The LCS will also explore different tools that can improve engagement during live broadcasts. This includes polls and predictions, but Riot wants to take it further. Co-streaming is also coming back. This will hopefully bring in a larger North American audience.
LCK & LPL Continue to Dominate
As the two most popular regions in League of Legends esports, there are no changes in 2024 in regards to format or fan engagement. These regions are the most viewed, including drawing in a big international audience.
According to Esports Charts, the grand finals of the LCS Summer Split Finals between T1 and Gen.G generated a peak viewership of 1.53 million. For comparison, the LCS Summer Split grand finals had a viewership of 223,943.
LEC Schedule Changes
In 2024, the LEC will have some schedule changes in hopes of better supporting the teams and their players. There will be an extended break between the Winter and Spring Split and a longer break between the Spring Split and MSI. These breaks will be increased by a week. But there will be a reduced break between the Summer Split and Season Finals.
Added Riot: “We’re putting more emphasis on Summer Split performance this year, with our Summer Champion automatically qualifying for Worlds as the lowest seed. Our Summer 2nd and 3rd placed teams will also qualify for the LEC Season Finals regardless of their CP or past results.”
The LEC has great viewership, with 344,000 people tuning in for the Summer Split. But this is probably because the LEC has been split into three seasons: Winter, Spring, and Summer.

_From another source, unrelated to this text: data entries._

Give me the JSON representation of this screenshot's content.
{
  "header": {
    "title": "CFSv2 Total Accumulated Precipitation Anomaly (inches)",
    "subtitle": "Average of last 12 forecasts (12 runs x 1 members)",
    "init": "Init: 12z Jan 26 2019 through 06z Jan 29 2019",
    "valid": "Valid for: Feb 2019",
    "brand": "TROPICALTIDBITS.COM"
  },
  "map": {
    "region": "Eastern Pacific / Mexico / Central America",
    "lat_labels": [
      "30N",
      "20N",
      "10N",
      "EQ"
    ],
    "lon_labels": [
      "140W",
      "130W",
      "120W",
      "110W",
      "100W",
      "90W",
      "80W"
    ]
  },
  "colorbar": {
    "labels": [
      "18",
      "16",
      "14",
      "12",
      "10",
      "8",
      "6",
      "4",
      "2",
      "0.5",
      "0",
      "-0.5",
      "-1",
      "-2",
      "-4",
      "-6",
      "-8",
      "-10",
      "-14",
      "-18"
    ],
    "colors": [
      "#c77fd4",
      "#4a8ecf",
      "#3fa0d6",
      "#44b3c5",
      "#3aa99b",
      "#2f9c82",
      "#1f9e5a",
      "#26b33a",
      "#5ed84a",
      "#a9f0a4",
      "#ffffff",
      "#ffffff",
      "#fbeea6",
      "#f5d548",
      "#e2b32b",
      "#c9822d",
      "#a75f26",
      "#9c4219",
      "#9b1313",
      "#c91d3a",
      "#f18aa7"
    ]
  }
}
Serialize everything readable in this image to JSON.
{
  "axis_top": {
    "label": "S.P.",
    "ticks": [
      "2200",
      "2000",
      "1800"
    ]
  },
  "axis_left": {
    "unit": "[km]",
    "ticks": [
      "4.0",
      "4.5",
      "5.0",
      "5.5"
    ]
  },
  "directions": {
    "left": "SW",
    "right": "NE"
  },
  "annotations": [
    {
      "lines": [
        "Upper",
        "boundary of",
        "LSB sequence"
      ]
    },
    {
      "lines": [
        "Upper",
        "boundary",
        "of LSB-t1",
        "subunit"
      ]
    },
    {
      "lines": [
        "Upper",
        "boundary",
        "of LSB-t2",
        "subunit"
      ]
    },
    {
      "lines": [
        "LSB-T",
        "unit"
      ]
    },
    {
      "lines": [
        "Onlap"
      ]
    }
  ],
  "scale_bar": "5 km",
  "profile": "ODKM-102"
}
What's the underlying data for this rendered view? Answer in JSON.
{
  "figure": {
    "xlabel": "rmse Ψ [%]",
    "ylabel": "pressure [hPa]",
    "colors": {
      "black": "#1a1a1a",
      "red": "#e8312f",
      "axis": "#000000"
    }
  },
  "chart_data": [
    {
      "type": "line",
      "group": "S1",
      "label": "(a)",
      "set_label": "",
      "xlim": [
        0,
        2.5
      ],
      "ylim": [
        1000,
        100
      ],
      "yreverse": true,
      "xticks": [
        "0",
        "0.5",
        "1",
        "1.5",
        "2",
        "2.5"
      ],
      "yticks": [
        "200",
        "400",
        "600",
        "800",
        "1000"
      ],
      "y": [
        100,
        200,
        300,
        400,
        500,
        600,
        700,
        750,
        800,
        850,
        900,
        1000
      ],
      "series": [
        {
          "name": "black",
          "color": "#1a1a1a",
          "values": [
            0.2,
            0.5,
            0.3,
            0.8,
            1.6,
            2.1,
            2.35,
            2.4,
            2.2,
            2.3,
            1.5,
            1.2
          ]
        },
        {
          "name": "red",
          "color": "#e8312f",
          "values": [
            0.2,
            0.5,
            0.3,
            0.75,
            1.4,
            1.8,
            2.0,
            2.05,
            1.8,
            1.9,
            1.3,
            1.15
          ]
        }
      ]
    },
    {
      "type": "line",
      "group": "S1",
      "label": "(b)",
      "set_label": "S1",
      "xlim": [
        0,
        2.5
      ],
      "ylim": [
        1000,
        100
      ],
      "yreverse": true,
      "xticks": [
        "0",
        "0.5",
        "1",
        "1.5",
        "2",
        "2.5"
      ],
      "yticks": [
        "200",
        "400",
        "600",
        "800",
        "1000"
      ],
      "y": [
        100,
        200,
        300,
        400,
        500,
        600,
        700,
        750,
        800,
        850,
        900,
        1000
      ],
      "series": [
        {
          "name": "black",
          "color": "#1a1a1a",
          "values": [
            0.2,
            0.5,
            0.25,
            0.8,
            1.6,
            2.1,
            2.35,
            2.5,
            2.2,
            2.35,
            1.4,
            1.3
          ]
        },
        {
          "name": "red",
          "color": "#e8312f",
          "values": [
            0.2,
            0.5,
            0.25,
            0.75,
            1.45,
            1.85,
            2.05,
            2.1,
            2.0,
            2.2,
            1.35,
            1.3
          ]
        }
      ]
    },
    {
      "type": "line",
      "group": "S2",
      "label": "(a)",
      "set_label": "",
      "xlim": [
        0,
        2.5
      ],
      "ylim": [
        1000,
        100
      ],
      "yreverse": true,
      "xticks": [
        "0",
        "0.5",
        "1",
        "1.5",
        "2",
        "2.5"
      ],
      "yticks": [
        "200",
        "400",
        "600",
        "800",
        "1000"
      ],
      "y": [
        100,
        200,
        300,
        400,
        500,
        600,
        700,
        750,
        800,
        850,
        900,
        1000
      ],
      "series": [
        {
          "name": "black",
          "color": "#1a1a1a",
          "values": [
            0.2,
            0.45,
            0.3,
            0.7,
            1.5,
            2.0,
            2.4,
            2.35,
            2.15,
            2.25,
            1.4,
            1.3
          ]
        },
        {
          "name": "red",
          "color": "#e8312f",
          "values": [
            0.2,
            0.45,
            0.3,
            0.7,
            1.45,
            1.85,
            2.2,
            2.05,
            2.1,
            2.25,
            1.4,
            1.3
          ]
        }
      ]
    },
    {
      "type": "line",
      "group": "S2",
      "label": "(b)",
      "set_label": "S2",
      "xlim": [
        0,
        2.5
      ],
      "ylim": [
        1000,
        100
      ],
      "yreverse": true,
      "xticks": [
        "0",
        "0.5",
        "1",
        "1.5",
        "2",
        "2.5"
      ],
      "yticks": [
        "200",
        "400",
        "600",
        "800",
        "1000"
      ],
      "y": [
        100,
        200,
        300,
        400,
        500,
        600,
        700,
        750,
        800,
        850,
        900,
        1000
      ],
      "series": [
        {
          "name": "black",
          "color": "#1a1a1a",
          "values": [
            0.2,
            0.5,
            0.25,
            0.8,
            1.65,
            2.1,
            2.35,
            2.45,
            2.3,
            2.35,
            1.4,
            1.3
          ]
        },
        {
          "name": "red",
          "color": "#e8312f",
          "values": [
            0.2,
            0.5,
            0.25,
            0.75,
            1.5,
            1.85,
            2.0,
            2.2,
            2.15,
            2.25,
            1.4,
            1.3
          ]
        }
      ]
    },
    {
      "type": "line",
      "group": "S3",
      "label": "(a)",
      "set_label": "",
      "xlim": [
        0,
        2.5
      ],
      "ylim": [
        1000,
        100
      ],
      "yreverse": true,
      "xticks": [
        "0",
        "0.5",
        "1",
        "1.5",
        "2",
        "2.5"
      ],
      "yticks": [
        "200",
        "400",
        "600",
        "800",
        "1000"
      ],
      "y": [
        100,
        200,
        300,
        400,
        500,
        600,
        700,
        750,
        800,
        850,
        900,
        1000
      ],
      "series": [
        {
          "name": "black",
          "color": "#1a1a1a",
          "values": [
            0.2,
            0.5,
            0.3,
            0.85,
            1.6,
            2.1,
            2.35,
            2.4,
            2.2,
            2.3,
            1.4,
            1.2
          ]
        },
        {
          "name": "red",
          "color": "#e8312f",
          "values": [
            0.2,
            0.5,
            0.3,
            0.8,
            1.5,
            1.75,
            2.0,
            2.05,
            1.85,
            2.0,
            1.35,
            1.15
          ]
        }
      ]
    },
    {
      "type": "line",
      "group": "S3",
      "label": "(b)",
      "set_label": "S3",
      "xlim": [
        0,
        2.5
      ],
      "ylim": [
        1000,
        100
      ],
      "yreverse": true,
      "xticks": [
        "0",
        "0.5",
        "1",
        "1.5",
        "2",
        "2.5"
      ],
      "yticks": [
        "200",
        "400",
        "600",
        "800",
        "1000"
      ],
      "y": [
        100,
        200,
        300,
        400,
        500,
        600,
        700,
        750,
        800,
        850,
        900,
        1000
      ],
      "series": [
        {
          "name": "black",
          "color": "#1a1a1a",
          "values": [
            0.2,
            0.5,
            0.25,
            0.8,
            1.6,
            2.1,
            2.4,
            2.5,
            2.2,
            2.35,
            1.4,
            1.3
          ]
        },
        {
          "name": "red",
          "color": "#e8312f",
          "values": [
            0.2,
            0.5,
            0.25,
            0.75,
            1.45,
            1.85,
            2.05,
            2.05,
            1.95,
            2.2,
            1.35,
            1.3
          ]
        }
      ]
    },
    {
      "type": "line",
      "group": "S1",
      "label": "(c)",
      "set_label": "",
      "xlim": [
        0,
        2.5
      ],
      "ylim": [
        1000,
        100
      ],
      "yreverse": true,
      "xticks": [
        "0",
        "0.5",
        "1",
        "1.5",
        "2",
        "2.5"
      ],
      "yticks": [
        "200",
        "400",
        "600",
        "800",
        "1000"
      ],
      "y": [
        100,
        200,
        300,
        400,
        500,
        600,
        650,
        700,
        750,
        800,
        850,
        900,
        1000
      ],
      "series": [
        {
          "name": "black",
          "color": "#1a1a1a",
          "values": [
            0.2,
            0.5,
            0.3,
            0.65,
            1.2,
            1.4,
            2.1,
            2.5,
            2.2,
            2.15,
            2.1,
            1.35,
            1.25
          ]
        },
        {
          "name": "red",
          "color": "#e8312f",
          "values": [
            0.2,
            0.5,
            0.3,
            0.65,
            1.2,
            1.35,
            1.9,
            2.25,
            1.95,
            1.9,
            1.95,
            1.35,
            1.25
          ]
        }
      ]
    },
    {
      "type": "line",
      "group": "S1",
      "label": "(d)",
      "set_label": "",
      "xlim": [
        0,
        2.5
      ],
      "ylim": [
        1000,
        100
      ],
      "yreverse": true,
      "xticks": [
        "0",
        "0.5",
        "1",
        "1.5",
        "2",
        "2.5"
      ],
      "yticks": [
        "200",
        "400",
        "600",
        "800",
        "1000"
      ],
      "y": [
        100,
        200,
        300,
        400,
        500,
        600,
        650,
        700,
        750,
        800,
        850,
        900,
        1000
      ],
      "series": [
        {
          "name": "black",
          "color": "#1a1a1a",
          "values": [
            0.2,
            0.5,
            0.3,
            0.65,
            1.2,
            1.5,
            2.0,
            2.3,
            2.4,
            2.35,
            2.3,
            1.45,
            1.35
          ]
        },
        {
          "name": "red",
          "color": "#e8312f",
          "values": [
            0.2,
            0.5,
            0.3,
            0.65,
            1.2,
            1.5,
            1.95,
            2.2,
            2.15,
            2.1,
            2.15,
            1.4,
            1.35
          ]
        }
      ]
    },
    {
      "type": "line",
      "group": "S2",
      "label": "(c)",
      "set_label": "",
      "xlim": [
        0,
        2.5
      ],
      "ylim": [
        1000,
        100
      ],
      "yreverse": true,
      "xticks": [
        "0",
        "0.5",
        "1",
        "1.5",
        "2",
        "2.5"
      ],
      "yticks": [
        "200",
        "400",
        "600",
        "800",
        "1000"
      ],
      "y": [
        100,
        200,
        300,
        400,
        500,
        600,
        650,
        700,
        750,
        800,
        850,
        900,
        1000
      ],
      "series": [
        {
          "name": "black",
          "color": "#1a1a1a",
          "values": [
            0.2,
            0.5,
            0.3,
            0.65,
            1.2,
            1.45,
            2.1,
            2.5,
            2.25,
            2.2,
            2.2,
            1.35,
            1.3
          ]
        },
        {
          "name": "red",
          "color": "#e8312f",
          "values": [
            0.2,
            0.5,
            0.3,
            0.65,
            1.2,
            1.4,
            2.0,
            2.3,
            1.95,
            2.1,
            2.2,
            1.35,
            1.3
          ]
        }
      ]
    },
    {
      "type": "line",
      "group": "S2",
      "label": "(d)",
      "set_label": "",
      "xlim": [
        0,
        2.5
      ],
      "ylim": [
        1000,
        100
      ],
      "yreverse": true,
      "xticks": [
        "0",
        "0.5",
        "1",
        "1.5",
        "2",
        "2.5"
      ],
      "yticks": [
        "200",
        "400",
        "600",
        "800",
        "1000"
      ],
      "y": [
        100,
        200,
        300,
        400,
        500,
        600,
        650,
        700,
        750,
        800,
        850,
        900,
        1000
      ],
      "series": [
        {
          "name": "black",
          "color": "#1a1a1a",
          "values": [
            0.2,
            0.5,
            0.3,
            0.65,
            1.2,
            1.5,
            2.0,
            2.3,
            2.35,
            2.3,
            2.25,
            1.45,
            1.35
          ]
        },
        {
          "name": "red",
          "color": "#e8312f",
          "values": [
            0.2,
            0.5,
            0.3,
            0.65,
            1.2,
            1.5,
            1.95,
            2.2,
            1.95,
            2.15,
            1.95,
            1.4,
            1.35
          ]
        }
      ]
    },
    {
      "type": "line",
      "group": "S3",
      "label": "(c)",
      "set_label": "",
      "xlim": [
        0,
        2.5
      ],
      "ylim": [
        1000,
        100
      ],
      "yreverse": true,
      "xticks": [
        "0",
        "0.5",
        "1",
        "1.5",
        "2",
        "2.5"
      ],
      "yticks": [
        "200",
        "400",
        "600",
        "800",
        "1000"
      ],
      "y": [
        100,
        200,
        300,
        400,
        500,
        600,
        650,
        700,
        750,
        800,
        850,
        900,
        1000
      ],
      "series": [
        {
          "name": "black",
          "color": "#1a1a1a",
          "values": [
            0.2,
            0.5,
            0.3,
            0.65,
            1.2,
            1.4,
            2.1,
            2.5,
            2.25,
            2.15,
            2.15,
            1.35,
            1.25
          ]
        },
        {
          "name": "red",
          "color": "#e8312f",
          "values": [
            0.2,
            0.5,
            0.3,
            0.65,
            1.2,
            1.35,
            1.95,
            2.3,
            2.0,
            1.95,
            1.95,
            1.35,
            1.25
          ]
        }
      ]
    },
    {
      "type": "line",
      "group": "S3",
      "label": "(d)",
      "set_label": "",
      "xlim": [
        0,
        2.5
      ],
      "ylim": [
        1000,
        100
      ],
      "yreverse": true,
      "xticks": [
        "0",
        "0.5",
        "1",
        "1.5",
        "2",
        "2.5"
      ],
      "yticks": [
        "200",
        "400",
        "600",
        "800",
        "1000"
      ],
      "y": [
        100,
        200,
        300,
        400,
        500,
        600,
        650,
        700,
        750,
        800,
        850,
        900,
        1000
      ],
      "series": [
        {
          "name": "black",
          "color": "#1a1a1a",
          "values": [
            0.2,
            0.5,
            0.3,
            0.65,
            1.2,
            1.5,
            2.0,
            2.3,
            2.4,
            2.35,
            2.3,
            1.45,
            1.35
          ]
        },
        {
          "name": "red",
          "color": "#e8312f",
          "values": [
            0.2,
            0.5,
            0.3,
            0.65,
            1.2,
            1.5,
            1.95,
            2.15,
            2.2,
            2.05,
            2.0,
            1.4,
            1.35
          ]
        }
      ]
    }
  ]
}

Winter had 556,000, and Spring had 572,000. The Finals between G2 and Fnatic had 654,942 peak viewers, proving that their most popular teams continue to pull in viewership from all over the world.
The schedule and fan-focused changes in 2024 will create more engagement in every region, especially the LCS. With so many fans paying closer attention to streams in order to see analyst content and participate in polls, this is the perfect time for investors and sponsors to take a closer look at LCS broadcasting opportunities.